Жамьяну на это нечего было сказать. Он очень волновался: сердце его громко стучало, а на ладонях выступил обильный пот. «Не делай другому зла… Рано или поздно самому придется отвечать. Вот и пришел мой черед», — думал он.

Цокзол, уезжая от Жамьяна, сделал-таки крюк, чтобы поглядеть на его отару, и сразу же обнаружил пропажу своих валухов. Отправившись дальше, заглянул к знакомому чабану и увидел одного своего валуха, заболевшего вертячкой, — он понуро стоял, привязанный к изгороди. А у соседской коновязи дремал исхудавший до неузнаваемости один из его лучших жеребцов, на которого он возлагал большие надежды на скачках. Спина у него была вся заезжена и в ранах.

Отсюда удрученный Цокзол отправился домой и по пути встретил чабана, гнавшего перед собой голов тридцать овец. Это оказался Намнан.

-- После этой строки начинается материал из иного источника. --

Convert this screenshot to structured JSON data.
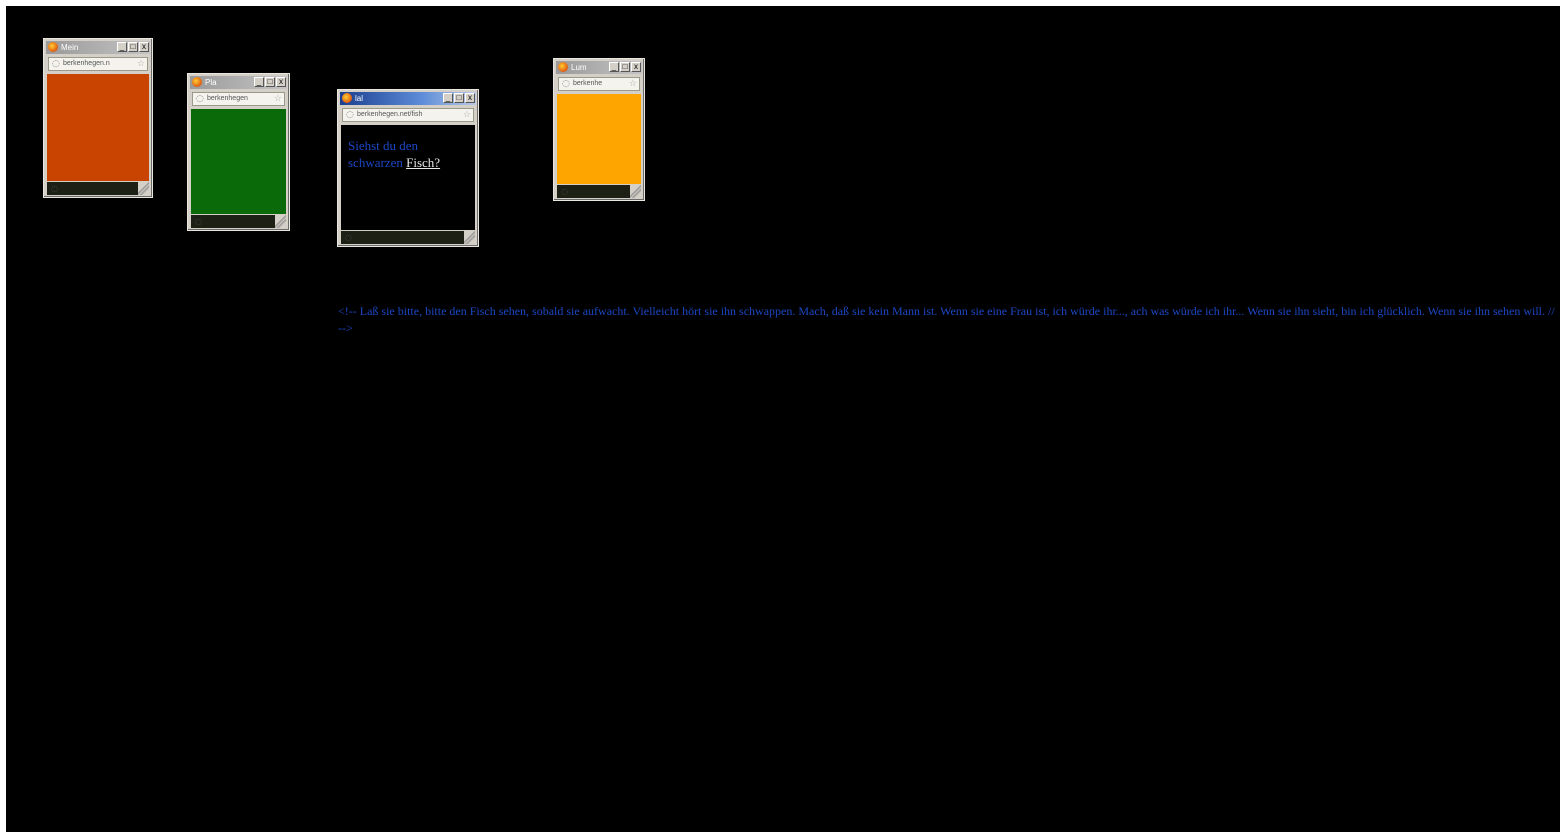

Поздоровавшись с ним, Цокзол сразу же спросил:

— Куда овец гонишь?

— В сомонный центр… Овцы для надома… Так распорядился Жамьян, — ответил тот.

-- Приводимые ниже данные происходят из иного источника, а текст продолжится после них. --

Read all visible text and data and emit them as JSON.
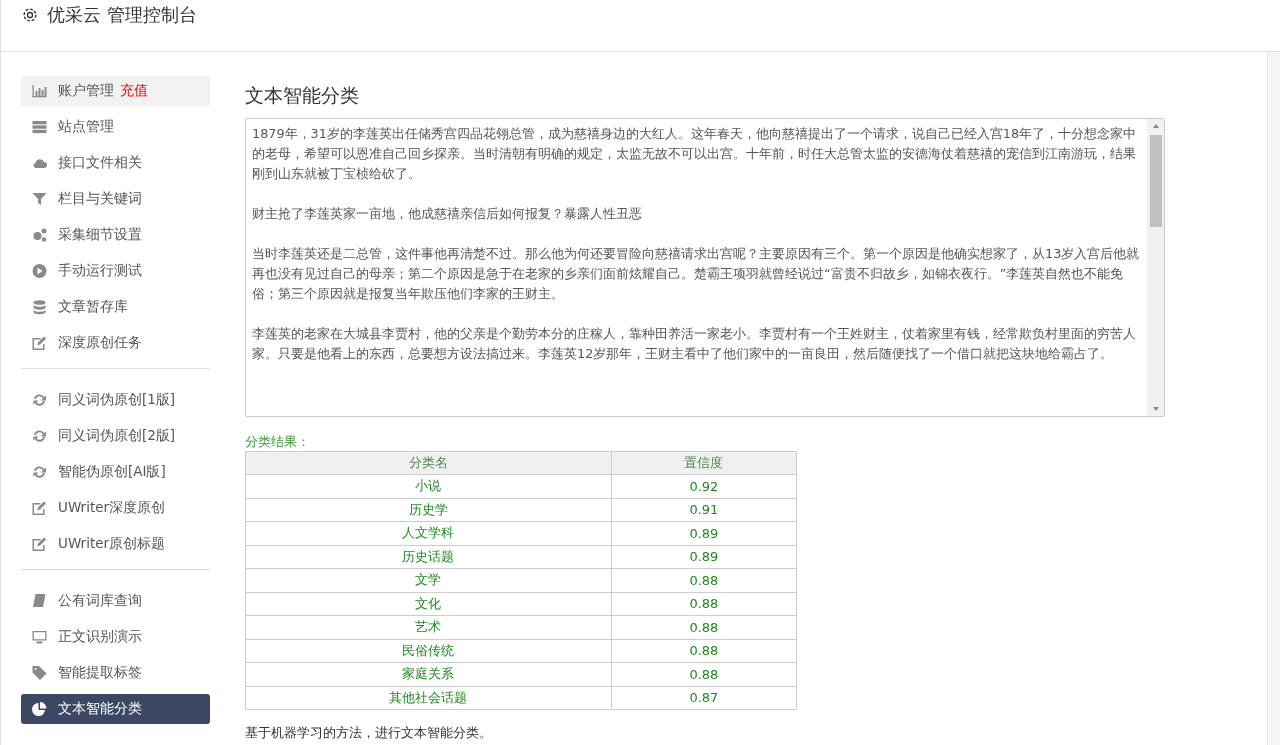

Цокзол стал присматриваться и опять обнаружил среди них несколько своих овец, а впереди вышагивал его любимый корноухий козел.

Задыхаясь от гнева, он тут же поскакал домой. Голова раскалывалась от мрачных мыслей: «Может быть, Жамьян и не знает, как я в свое время обменял в сомоне Цокт барашка на трехгодовалого жеребчика и стал разводить эту породу овец. Может быть!.. Но как он не может знать того, сколько сил и труда я вложил в них?»

Цокзолу было жалко своего скота. Но еще тяжелее было сознавать, что его старания и усилия ни во что не ставили в объединении.

Влетев в свою юрту, он некоторое время молчал, но, придя в себя, грубо приказал дочери:

— Все, что мы получили от объединения, немедленно отнеси соседям!

Сердце Улдзиймы дрогнуло, и она нетерпеливо спросила:

— А что случилось, отец? Из объединения выходим?

Цокзол сердито посмотрел на нее.

— Что бы там ни произошло, будем отсюда откочевывать… Собирайся! Чего расселась?! — заодно бросил он жене.

Цэвэлжид, так и не поняв, что его разозлило, молча взялась собирать вещи.

Лицо Цокзола почернело от злости, глаза блестели, словно у разъяренного орла. По всему было видно, что он твердо решил покинуть объединение.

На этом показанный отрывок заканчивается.